I have been asthmatic since I was born and always had problems when I run as I get weasy quite easily. I spoke to a nurse when I went to the asthma clinic and I asked her about jogging as this is something I would love to do but always been put off by the fact that when I run fast I get breathless quite quick. Can jogging be done by just taking your inhaler before and going at a slow pace. Anybody here do jogging and have asthma.

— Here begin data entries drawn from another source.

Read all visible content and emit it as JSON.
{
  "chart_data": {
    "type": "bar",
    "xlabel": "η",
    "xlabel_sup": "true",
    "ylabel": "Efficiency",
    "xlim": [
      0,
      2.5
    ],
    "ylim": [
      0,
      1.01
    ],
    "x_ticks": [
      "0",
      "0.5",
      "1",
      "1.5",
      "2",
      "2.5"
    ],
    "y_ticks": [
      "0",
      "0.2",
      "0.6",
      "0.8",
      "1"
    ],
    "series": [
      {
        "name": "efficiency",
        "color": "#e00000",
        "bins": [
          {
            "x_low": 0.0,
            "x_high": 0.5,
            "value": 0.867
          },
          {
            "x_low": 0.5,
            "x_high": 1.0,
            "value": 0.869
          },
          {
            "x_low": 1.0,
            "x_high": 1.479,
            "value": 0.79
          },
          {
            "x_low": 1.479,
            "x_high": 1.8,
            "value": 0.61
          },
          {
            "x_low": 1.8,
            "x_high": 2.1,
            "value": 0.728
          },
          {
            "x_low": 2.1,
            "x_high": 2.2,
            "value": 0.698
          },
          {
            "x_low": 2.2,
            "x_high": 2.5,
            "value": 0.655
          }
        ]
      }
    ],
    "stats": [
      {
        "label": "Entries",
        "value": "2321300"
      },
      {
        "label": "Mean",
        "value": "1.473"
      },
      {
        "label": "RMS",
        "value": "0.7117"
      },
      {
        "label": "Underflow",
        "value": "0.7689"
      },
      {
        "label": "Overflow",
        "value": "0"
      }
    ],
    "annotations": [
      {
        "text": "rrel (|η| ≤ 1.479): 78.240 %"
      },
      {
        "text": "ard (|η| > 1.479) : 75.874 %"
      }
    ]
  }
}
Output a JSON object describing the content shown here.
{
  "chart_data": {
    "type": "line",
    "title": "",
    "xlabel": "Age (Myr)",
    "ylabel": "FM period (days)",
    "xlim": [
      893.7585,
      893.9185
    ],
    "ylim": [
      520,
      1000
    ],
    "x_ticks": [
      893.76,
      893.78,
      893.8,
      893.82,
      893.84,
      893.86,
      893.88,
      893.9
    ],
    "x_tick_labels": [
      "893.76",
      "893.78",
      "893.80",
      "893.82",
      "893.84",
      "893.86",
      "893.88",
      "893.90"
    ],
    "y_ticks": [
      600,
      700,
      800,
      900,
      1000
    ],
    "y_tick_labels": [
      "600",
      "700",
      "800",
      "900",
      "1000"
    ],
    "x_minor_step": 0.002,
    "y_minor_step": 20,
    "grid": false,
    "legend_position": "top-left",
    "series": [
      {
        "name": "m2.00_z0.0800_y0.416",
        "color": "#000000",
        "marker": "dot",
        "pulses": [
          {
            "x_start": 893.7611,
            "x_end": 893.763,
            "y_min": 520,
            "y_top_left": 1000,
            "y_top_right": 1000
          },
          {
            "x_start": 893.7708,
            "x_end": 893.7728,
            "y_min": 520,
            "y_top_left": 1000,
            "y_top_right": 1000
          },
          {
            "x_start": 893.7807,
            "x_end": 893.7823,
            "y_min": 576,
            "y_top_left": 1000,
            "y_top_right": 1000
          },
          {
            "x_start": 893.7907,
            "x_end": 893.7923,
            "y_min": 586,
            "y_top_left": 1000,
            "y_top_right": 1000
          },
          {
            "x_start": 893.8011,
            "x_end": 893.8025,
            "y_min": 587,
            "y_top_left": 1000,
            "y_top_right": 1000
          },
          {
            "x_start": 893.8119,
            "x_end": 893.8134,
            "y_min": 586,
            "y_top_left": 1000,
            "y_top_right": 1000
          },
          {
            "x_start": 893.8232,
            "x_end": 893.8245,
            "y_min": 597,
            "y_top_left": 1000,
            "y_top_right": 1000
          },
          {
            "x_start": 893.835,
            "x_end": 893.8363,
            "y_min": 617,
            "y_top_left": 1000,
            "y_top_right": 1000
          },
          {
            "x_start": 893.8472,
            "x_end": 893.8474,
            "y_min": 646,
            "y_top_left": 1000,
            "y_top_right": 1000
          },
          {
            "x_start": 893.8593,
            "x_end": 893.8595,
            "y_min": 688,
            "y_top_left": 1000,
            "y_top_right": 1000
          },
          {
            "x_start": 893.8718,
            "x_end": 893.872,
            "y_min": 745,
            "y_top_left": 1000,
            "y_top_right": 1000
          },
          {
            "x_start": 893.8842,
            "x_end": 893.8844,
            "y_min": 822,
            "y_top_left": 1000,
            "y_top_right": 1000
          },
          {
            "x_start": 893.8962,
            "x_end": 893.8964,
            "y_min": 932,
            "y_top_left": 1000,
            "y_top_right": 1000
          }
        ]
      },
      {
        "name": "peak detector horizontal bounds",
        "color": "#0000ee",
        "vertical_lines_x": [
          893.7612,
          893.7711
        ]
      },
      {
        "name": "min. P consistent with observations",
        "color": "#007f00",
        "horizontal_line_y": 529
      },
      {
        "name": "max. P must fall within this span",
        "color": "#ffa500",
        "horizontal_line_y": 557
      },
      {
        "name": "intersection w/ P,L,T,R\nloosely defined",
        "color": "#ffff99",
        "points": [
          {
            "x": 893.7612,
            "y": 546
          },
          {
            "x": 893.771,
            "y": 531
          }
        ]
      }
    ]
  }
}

My last peak flow reading was 500 if this helps.



2 Replies

  • if you are well controlled then theoretically you should be able to do anything you want. however, its not always the case. is 500 good for you? peak flows are all to do with your personal best. for a lot of people 500 is fairly high, and if this is the case for you then its a good indicator of good control, but for me that would be me beginning to get symptomatic! good signs of control are things like no nighttime symptoms, high % peak flow, not needing to use you're reliever, that kind of stuff, but if you are worried best to check it out, your asthma nurse should be able to give you a good idea of how well controlled you are at the moment.

    make sure you warm up slowly, and cool down, as this will reduce the chances of you having symptoms, if you begin to struggle then you should stop and take your reliever, and rest until you are feeling right again. build up your exercise levels really slowly if you have not done much in a while, and try not to get frustrated if it takes you a long while. if you have problems you could potentially go back to your GP and step up your meds, as like i say, well controlled asthmatics 'should' be able to exercise. its also worth considering the fact that while the air is so cold out (if you're in the UK) then your airways may be more reactive than they would be in slightly warmer weather. some people find breathing through a scarf helps, or it might be worth starting in the gym (where it'll be much easier to stop and get help if you need it - worth thinking about if you think there is a possibility you will really struggle) or waiting until its a bit warmer outside?

    good luck - and if someone could persuade me to be sensible about exercise too that'd be really helpful :-)

  • Good advice above and there is plenty of information around the Asthma UK website. Generally it is certainly good to keep up exercise and if it is something you enjoy, that's so much easier. Also, a fair proportion of the UK Olympic team have asthma so it certainly can be done with some thought and preparation. What did your asthma clinic nurse say?